ORLANDO, Fla. — The mass shooting in California is triggering memories for people in Central Florida after the Pulse nightclub massacre more than two years ago.

Licensed mental health therapist Kari Russo says if someone wasn’t directly affected by the Pulse shooting in Orlando or another traumatic event, just hearing about the mass shootings can take a toll on anyone.

“Every time something like this happens, our community is traumatized on some level,” said Russo.

Kari Russo has counseled first responders, Pulse survivors, and survivors of the Parkland school shooting.  She says the shooting in California will bring up painful memories for those survivors. But she says you don’t have to be a survivor of a major traumatic event for news of repeated mass shootings across the country to affect you.

“Even just hearing about it, you’re traumatized, and people don’t even realize (it), but your subconscious does,” said Russo.

She says it can cause people to react in ways they might just chalk up to being “stressed out.”

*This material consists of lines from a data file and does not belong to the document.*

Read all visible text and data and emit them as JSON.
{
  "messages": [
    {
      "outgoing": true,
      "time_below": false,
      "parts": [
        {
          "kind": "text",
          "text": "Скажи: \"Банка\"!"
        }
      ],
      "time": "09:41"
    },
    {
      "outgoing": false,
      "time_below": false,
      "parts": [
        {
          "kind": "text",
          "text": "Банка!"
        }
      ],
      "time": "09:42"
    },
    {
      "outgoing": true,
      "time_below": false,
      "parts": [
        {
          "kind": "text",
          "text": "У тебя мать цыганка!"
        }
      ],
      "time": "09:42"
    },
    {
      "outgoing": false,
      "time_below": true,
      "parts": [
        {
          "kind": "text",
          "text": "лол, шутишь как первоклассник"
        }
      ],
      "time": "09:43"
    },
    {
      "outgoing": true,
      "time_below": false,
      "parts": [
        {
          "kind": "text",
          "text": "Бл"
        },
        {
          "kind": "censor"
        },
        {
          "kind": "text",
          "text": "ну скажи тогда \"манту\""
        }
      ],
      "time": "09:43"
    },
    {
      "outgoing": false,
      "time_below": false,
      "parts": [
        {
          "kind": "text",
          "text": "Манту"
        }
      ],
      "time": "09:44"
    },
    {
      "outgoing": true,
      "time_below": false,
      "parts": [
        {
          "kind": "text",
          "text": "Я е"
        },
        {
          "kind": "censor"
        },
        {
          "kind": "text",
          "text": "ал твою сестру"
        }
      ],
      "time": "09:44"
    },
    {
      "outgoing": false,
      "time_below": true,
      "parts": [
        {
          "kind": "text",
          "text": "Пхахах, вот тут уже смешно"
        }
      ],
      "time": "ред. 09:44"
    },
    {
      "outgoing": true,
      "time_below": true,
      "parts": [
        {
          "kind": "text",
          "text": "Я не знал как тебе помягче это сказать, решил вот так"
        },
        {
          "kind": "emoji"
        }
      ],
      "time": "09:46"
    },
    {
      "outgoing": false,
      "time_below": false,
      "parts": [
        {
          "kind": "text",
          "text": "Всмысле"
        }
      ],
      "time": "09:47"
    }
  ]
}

“You may overreact to your kids, your spouse, your boss, or overreact to somebody being critical to you,” said she said.

Russo says what happened at Pulse – and events across the country since then – has increased the number of patients who need mental health treatment in Orlando.

She uses a relatively new treatment called Accelerated Resolution Therapy – or ART – to treat PTSD, which is often found in trauma survivors.  And she says she’s seen an increase in the number of counselors who want to learn the treatment, which Russo’s been training them on.

“Therapists are sometimes feeling like they don’t know what to do, like ‘I can talk to them but it just seems to make it worse,’” said Russo.

Russo says the ART helps patients without forcing them to re-hash painful memories.

“People who have had the therapy don’t have nearly the re-traumatization like people who haven’t had therapy, and just thought they were managing and going on through life,” said Russo.

And Russo says the bottom line is that everyone is affected to some degree by national traumatic events, so no matter who you talk to about it or what specific treatment you get, she says if you think you might need help, get it.